Paoli: Über die Gelbwesten wurden zwar viele Berichte geschrieben, die meisten davon waren jedoch furchtbar verzerrend wenn nicht verleumderisch. Das hat mich empört, ich fühlte mich zu einer Gegendarstellung verpflichtet, obwohl ich kein politischer Journalist bin. In Frankreich war die Berichterstattung nicht besser, aber immerhin konnten Franzosen die von Gelbwesten besetzten Verkehrskreisel selbst besuchen und sich eine eigene Meinung bilden. Hingegen sind Deutsche, die sich informieren wollen, auf Auslandskorrespondenten und Leitartikler angewiesen. Die Gründe ihres journalistischen Versagens wären ein Forschungsgegenstand für sich...
Im Dezember 2018 hatte ich eine Samstagsdemonstration besucht, ich kannte persönlich Menschen, die mitinvolviert waren, vor allem verfolgte ich tagtäglich die Kommunikation der Gelbwesten auf soziale Medien. Eine ihrer Facebook-Seiten zählt 300.000 Mitglieder. Da kann man getrost davon ausgehen, dass die Gefühle, Motive und Meinungen in ihrer ganzen Spannbreite ziemlich getreu wiedergegeben werden. Eine direkte, ungefilterte Kenntnisnahme war ohne großen Aufwand möglich. Stattdessen beschränkten sich die Hauptmedien darauf, die Sichtweise der Regierung zu vermitteln. Macron hatte ja die Gelbwesten eine „hasserfüllte Menge“ genannt, und das wurde zum Leitmotiv der Mediokraten, mit einem überheblich pädagogischen Gebaren gekoppelt: Die einfachen Leute, die da draußen protestieren, seien unqualifiziert, ihnen fehle das Expertenwissen, um wirtschaftliche und politische Zusammenhänge korrekt zu begreifen. Darum könne die Vermittlung nur unilateral geschehen. Die Worte dieser Menschen, ihre Beschwerden, ihre Wünsche wurden für vernachlässigbar gehalten.

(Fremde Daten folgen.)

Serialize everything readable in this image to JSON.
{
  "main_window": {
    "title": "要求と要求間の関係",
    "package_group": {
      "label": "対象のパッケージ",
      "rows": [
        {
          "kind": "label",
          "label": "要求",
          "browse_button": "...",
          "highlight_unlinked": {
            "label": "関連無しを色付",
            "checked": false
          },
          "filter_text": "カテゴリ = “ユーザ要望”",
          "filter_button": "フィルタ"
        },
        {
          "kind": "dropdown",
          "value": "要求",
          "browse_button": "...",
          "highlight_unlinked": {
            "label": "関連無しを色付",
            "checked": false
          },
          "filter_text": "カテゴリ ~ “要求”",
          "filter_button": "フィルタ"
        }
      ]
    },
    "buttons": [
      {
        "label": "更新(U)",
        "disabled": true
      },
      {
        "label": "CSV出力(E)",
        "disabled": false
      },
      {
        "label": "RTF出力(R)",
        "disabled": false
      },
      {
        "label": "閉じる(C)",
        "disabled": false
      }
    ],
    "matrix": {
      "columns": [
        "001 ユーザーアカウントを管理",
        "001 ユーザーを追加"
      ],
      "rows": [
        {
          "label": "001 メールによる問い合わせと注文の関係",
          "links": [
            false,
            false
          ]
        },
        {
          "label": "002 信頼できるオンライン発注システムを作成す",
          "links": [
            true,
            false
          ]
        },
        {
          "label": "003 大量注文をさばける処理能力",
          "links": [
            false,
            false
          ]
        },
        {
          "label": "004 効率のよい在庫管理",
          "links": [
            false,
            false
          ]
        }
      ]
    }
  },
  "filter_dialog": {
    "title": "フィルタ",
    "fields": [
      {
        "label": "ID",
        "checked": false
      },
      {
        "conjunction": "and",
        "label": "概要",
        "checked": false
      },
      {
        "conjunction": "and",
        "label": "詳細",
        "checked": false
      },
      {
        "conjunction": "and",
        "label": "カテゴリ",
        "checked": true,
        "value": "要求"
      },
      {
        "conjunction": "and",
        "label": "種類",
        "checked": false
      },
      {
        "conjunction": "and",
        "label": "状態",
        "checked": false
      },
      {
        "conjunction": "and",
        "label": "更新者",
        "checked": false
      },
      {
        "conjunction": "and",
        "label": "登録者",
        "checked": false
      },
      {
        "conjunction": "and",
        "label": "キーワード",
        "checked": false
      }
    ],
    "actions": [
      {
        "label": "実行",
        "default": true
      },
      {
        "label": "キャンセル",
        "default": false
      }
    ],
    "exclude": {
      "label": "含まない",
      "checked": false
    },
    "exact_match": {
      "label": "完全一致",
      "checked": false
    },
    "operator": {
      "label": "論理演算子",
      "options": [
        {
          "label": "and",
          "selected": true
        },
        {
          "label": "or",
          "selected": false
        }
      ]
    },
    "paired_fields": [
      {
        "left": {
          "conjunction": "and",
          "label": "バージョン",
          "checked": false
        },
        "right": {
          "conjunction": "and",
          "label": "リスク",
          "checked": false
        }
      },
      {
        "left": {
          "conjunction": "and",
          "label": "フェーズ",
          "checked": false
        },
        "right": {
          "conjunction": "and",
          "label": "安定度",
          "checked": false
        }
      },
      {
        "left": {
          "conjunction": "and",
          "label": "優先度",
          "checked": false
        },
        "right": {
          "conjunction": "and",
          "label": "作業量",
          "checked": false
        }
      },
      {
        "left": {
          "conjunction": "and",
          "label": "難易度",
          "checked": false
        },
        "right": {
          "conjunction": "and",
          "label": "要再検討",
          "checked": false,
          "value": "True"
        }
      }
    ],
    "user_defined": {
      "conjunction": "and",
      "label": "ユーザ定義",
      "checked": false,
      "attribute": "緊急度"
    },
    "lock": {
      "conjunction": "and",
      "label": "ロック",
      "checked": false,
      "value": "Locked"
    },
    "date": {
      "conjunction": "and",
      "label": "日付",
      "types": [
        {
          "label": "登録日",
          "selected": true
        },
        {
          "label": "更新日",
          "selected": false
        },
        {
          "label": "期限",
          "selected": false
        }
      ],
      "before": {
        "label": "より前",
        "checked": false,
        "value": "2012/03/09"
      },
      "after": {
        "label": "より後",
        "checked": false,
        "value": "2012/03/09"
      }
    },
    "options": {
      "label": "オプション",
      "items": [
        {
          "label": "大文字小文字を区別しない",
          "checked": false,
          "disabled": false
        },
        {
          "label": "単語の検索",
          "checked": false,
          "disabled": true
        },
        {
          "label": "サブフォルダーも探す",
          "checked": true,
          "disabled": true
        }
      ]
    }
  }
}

Mich interessiert an dieser Bewegung, dass sie absolut neu ist. Sie lässt sich nicht mit herkömmlichen Kategorien begreifen. Das ist auch der Grund, weshalb sie vielen Linken suspekt ist. Sie erkennen die ihnen vertraute Symbolik, die linke Protestsprache nicht wieder. Auch ich war ganz am Anfang nicht sicher, ob sich da nicht eine rechtsnationale Gruppierung zusammenbraute. Das konnte so wenig ausgeschlossen werden, wie umgekehrt eine egalitär-universalistische Entwicklung. Doch gerade diese Unbestimmtheit war das Spannende. Die meisten Teilnehmer hatten keine vorhandene politische Erfahrung. Sie agierten spontan und experimentell. In diesem Sinne waren die Uhren auf null gestellt, eine seltene Gelegenheit, zu prüfen, welche Elemente der altbewahrten Protesttradition schließlich doch unverzichtbar sind, welche nicht, welche wiederum neu erfunden werden und warum. Anstatt sich gleich pro oder kontra zu positionieren, waren Neugierde und Offenheit geboten.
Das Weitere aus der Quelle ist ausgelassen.